The banker fell overboard from a friend's sailboat.
The friend grabbed a life preserver, held it up, not knowing if the banker could swim, and shouted, "Can you float alone?"
"Obviously," the banker replied, "but this is a heck of a time to talk business."
Q: What goes vroom, screech, vroom, screech, vroom, screech?
A: A blonde going through a flashing red light.
A rookie police officer was assigned to ride in a cruiser with an experienced partner.
A call came over the car's radio telling them to disperse some people who were loitering.
The officers drove to the street and observed a small crowd standing on a corner.
The rookie rolled down his window and said, "Let's get off the corner."

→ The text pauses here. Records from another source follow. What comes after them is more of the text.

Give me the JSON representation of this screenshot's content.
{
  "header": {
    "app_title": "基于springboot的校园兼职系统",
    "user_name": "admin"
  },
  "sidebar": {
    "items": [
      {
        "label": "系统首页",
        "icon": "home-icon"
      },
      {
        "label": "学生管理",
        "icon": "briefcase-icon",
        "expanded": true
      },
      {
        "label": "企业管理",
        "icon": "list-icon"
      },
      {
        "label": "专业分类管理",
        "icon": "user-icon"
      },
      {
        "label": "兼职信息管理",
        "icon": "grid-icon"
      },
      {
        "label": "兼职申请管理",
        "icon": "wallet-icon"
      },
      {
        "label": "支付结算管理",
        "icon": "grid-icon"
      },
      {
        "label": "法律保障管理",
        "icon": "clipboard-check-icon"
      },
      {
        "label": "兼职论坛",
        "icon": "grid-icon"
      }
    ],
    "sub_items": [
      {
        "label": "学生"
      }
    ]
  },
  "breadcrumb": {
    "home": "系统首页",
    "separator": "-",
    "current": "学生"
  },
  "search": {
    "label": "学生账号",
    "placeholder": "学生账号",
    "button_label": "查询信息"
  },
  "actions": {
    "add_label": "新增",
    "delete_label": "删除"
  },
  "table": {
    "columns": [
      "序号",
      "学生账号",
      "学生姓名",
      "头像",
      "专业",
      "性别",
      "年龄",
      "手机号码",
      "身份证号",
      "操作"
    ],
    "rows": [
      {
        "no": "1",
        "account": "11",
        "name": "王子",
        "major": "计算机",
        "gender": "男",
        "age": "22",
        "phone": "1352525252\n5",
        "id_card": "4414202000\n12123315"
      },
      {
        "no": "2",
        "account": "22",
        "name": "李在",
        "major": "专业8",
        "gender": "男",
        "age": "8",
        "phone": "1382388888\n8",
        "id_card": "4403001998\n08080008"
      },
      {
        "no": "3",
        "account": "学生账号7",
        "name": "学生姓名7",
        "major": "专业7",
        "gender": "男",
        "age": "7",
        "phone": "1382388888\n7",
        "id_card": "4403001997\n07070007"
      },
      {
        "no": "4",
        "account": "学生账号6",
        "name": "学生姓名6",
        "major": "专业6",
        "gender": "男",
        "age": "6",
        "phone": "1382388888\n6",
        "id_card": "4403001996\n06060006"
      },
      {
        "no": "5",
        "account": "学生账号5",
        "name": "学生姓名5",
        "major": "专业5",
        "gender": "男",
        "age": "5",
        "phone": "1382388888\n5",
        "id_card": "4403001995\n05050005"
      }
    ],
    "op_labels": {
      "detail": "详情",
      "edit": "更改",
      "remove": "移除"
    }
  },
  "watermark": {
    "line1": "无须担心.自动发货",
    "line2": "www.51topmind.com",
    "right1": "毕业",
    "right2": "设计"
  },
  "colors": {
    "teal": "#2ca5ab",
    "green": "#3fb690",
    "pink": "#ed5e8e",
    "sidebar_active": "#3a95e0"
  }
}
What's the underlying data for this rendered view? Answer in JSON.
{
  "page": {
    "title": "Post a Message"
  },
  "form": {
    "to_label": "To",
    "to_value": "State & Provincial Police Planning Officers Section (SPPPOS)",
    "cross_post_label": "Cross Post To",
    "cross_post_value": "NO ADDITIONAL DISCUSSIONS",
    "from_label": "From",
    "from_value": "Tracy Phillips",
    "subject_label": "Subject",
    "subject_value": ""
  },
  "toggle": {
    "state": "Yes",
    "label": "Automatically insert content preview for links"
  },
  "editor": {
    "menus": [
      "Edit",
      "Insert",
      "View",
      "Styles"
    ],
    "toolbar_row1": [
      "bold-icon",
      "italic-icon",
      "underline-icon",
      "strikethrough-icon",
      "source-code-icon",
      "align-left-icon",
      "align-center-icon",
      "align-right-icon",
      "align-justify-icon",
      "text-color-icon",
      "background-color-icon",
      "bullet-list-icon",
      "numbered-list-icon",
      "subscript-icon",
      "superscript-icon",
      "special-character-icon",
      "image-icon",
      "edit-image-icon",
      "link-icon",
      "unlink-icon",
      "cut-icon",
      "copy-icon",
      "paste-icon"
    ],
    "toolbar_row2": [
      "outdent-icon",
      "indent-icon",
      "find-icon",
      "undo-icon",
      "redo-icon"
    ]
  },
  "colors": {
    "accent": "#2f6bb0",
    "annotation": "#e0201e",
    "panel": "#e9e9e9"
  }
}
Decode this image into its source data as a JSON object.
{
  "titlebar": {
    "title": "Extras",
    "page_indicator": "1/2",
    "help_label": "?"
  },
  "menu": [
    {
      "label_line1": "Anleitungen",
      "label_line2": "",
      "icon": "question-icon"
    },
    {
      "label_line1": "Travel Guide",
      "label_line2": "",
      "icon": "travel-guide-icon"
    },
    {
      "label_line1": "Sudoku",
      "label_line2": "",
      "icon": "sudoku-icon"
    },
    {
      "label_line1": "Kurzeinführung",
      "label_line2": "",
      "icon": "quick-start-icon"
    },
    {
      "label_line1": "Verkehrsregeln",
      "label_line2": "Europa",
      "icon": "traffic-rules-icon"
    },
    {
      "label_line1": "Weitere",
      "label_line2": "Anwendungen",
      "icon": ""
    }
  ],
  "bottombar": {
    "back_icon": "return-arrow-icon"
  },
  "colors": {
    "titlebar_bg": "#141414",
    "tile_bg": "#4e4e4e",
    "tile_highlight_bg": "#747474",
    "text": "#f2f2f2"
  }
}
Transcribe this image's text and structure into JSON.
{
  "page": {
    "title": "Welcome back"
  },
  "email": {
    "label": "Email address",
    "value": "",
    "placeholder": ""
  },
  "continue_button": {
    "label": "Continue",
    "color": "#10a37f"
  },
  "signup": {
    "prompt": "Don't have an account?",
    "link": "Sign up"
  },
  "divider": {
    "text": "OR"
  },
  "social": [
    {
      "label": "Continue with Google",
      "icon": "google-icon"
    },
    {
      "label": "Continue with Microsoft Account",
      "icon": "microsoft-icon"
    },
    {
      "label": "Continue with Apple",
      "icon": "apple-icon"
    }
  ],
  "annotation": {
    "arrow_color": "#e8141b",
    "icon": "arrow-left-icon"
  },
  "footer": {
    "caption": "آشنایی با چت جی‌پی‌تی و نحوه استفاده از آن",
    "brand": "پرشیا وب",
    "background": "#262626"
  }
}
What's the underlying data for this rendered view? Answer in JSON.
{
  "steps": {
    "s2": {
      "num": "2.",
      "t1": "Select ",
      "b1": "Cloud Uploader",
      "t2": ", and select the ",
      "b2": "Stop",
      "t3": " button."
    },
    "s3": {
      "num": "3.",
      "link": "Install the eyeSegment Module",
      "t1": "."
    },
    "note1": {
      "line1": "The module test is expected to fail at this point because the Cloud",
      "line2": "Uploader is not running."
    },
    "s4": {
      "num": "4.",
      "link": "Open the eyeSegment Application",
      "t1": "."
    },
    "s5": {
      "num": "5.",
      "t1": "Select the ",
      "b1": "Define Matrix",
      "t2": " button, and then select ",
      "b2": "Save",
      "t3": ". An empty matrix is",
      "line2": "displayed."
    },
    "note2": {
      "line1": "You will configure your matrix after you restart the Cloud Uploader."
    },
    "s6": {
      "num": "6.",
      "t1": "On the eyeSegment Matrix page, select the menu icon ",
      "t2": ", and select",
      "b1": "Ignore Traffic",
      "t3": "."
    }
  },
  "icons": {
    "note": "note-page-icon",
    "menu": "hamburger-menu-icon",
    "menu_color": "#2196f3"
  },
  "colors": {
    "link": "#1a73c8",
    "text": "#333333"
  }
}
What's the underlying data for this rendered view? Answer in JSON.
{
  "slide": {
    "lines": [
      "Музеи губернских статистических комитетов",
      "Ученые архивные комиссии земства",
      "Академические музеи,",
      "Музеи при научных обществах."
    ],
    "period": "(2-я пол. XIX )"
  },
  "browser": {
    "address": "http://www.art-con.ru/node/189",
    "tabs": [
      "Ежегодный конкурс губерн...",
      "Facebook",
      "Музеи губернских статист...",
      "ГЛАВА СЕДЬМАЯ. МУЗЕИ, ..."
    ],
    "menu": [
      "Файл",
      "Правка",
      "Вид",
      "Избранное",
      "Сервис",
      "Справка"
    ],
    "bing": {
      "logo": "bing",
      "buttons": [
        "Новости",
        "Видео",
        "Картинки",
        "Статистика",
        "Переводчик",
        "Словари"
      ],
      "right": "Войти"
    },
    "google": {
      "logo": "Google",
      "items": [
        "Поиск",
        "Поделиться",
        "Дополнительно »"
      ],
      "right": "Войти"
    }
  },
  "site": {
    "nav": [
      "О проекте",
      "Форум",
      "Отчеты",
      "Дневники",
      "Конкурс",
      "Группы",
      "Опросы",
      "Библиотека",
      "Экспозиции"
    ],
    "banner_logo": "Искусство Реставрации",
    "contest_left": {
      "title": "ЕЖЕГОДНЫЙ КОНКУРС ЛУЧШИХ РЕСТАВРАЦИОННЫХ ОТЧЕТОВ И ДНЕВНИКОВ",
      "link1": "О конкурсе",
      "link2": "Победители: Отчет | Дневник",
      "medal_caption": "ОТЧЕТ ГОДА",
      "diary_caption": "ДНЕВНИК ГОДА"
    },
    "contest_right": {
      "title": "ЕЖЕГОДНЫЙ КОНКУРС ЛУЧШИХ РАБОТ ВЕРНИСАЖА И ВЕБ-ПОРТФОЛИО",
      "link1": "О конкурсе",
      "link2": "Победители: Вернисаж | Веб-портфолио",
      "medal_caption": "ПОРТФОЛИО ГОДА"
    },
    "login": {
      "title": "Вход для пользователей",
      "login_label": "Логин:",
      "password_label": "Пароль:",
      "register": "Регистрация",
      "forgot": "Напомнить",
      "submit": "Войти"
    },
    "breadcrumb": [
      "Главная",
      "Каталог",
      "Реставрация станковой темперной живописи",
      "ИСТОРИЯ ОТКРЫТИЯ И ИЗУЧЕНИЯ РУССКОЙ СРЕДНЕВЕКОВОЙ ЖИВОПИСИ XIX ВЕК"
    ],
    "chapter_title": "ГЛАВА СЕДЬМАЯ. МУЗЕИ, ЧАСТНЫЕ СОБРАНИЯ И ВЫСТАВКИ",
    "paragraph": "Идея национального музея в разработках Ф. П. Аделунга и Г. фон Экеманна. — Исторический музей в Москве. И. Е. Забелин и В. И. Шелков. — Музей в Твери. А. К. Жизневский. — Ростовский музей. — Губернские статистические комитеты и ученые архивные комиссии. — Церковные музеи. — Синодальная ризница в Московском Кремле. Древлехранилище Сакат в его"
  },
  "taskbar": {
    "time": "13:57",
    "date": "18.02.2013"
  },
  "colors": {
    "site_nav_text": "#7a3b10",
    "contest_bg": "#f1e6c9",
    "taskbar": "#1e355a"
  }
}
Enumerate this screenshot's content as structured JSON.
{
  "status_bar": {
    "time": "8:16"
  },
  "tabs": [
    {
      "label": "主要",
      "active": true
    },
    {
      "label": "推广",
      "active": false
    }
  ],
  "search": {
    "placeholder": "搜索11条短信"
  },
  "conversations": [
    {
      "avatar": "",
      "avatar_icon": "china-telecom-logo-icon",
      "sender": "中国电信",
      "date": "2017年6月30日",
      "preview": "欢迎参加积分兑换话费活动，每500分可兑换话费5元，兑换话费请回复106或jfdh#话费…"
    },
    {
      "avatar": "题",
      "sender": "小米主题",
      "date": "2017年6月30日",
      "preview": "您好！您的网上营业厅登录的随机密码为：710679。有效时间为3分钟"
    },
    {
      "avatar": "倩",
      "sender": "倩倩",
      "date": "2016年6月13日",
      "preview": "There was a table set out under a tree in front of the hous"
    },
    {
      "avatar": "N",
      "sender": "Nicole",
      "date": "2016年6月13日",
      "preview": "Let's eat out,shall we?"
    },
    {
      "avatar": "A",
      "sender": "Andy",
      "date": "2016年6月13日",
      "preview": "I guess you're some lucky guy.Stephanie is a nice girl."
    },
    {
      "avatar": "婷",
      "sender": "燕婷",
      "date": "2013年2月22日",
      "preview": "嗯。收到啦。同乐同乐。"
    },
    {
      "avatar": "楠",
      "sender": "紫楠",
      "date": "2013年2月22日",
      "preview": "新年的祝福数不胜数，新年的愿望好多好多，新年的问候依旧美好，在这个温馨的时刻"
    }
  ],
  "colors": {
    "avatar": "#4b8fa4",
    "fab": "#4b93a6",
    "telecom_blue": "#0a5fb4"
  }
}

No one moved, so he barked again, "Let's get off the corner!"
Intimidated, the group of people began to leave, casting puzzled glances in his direction.
Proud of his first official act, the young policeman turned to his partner and asked, "Well, how did I do?"
"Pretty good," replied the veteran, "especially since this is a bus stop."
Why are men like blenders?
You need one, but you're not quite sure why.
A policeman stops two drunks and asks one, "Where do you live?"
"Nowhere", the first drunk replied.
"And where do you live?", he asks the other.
"We're neighbours."
Two bats are hanging upside down on a branch.
One asks the other, "Do you recall your worst day last year?"
The other responds, "Yes, the day I had diarrhea!"
A blonde, a redhead, and a brunette were all lost in the desert.
They found a lamp and rubbed it.
A genie popped out and granted them each one wish.
The redhead wished to be back home.
Poof! She was back home.
The brunette wished to be at home with her family.
Poof! She was back home with her family.
The blonde said, "Awwww, I wish my friends were here."
Lawyer’s creed – a man is innocent until proven broke.
What’s the difference between a hooker and a lawyer?
The hooker will stop screwing you when you’re dead.
In primitive society, when native tribes beat the ground with clubs and yelled, it was called witchcraft.
In today’s civilized society, it is called golf.